Trump issued executive orders limiting such abuse but Biden’s masters reversed every single one on their first day in office. This ruling will raise prices at the gas pump and elsewhere.
It’s not really an exaggeration (if at all) to say that every single day we hear from Hillary Clinton, Liz Cheney, Joe Scarborough, the media, and others about how dangerous President Trump is—ad nauseam they declare how “like Hitle...
www.americanthinker.com
For the love of God, can we stop sourcing from the damn American Thinker. I mean there are some shit so-called news sites out there, PJ Media comes to mind. But damn, at least they post articles written by people that have had at least a high school journalism course. The American Thinker will post articles written by any lame dumbass, like this Jack Hellner, a well know climate change denialist.
What you also don’t see are actual numbers of deaths or illnesses related to our use of natural resources. My intelligent guess is it is a very low percentage of deaths each year.
Seven million deaths a year from air pollution. Where the fawk do you think air pollution comes from, cows farting? That is more deaths a year than caused by war, terrorism, malaria, HIV, tuberculosis, and drugs and alcohol--COMBINED.
And then there is this jewel,
Here is a scientific fact: “Over the past 160 years, life expectancy (from birth) in the United States has risen from 39.4 years in 1860, to 78.9 years in 2020.”

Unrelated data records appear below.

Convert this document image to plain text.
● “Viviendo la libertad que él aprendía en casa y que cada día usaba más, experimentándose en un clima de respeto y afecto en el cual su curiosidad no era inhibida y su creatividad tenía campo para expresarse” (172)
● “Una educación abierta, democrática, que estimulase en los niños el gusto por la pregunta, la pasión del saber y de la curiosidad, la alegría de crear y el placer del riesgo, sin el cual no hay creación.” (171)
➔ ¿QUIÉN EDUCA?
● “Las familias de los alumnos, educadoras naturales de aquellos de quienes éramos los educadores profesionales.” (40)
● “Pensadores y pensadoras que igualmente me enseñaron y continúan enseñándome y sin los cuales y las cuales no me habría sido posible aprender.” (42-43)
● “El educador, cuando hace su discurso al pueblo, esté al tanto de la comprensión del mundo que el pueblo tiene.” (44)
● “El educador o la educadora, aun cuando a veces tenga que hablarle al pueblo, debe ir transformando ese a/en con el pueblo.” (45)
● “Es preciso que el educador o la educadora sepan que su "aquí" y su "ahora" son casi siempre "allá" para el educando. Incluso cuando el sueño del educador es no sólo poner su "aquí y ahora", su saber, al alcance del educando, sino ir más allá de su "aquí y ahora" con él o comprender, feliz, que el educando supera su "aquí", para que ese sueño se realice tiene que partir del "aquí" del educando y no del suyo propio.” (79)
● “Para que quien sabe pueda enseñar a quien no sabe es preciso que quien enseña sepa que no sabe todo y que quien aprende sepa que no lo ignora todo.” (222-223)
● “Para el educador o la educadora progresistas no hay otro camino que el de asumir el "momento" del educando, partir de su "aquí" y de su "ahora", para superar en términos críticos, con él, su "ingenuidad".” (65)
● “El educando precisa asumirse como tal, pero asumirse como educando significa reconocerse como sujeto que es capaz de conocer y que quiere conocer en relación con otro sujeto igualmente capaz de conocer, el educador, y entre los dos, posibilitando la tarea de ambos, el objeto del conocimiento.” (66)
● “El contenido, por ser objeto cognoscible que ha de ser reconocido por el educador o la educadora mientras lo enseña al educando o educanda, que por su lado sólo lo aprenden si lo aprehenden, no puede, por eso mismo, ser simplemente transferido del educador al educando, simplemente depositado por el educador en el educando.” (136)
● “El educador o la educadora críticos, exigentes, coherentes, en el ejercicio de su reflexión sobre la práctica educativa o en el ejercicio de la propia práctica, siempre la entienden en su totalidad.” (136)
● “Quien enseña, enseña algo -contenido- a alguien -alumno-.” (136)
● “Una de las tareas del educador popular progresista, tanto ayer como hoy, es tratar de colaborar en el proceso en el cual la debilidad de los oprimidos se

Wow, what a flippin idiot. Life expectancy is an AVERAGE, it is not some sale by date. I mean the child mortality rate in 1860 for children under 5 was 343 out of every thousand, in 2020 it was 7. What, Lincoln lost two kids while he was in office. So when 336 more children die under five than today, it kind of skews the numbers a bit. Then there is antibiotics. Did we have them in 1860? Uh, no. So, you got an infection, like a tooth infection, you could flippin DIE. That is what happened to young King Tut.
I haven't done extensive research, but I will contend that, while more people live longer today, those that do live long don't live as long as those in the past. That is a direct contradiction to the point made in the OP.
Several months ago I went with Mom, she is 82, to the graveyard where my grandparents are buried. She was replacing the flowers on the grave, something done every three months by the family, it was her turn. But it had been a year since she had done it, and she was a little lost. The graveyard has no headstones, just markers in the ground. So, we had to search. And it is an old graveyard, since before the Civil War. I was absolutely amazed reading the inscriptions. Literally dozens of people who lived more than a hundred years. I mean it was like every other grave marker. Born, 1802, died 1907. My grandparents died at 87, 88, 93, and 72. My father died at 83. Do I have 21 years left? I doubt it.